I paused and, just as I was about to respond, he said "You're in the Loyalist area now. Where are you going?"
"Oh," I thought, "is that why all the Union Jacks are flying around here then?"
"I'm going to the Irish culture centre on Falls Road," I responded a little sheepishly. I was slightly worried I might have picked a hard-core Loyalist to ask directions to the Irish language cultural centre in the heart of Republican territory.
"Oh, right," he said. "Just go down there to the right and go around the roundabout and you'll see the signs for Falls Road."

Thankfully, he didn't ask me to carry a parcel to the cultural centre 'for a friend'.

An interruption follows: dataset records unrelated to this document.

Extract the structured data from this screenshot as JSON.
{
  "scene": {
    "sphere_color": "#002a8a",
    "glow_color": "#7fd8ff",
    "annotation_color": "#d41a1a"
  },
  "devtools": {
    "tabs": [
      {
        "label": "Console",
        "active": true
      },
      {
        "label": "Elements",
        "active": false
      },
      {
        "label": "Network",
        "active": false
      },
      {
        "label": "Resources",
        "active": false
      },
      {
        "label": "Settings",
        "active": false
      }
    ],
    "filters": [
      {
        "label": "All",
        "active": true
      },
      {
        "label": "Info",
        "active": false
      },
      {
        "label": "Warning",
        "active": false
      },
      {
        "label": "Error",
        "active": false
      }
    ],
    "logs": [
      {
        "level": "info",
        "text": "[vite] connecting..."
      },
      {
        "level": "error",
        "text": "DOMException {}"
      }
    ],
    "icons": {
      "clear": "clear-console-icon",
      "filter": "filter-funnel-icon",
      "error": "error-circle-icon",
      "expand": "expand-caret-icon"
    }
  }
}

When I arrived at the centre, there was a ticket waiting for me, courtesy of Ross [thanks Ross!]. The show was great, even though all the songs and much of the banter was in Irish and Scottish Gaelic, neither of which I understand. Much to the delight of the crowd Máirtin O'Connor, a well-known traditional accordion player, joined Altan for a tune. After the show, Eilidh wanted to go to a session that was going on at a pub called John Hewitt's. So Ross, Eilidh, and I wandered along Falls Road, looking for a taxi. It was just after midnight, and there were no taxies to be found, so we decided to walk. I knew where Donegall Road was since that's the way I'd come earlier, and that's where we thought the pub was located. Unfortunately, it turned out the pub is actually located on Donegall Street, in a different part of the city. So after a 'refreshing' half-hour walk, we found a taxi and Eilidh phoned ahead to a friend with our drink order so we could have a pint when we arrived.

I spent the following day wandering the streets of central Belfast, people watching, and admiring the city's architecture. I was also considering how I was going to get to the Isle of Eigg, off the West coast of Scotland, for the party I'd been invited to by Eilidh. We had arranged to meet in Glasgow on Friday evening, where she would pick me up and drive me to the ferry at Mallaig. I decided to take the ferry from Belfast across to Stranraer, followed by a bus up to Glasgow. The next morning, I went to the bus terminal to get my tickets, and with the luck of the Irish on my side, I got the last seat.

As I boarded the ferry to Scotland, I thought a bit about Belfast and how it had changed since I was last there. I did not encounter one soldier on this trip. There was building going on everywhere, the streets were bustling with people, and the weather was fantastic. Belfast didn't feel subdued this time - it felt alive.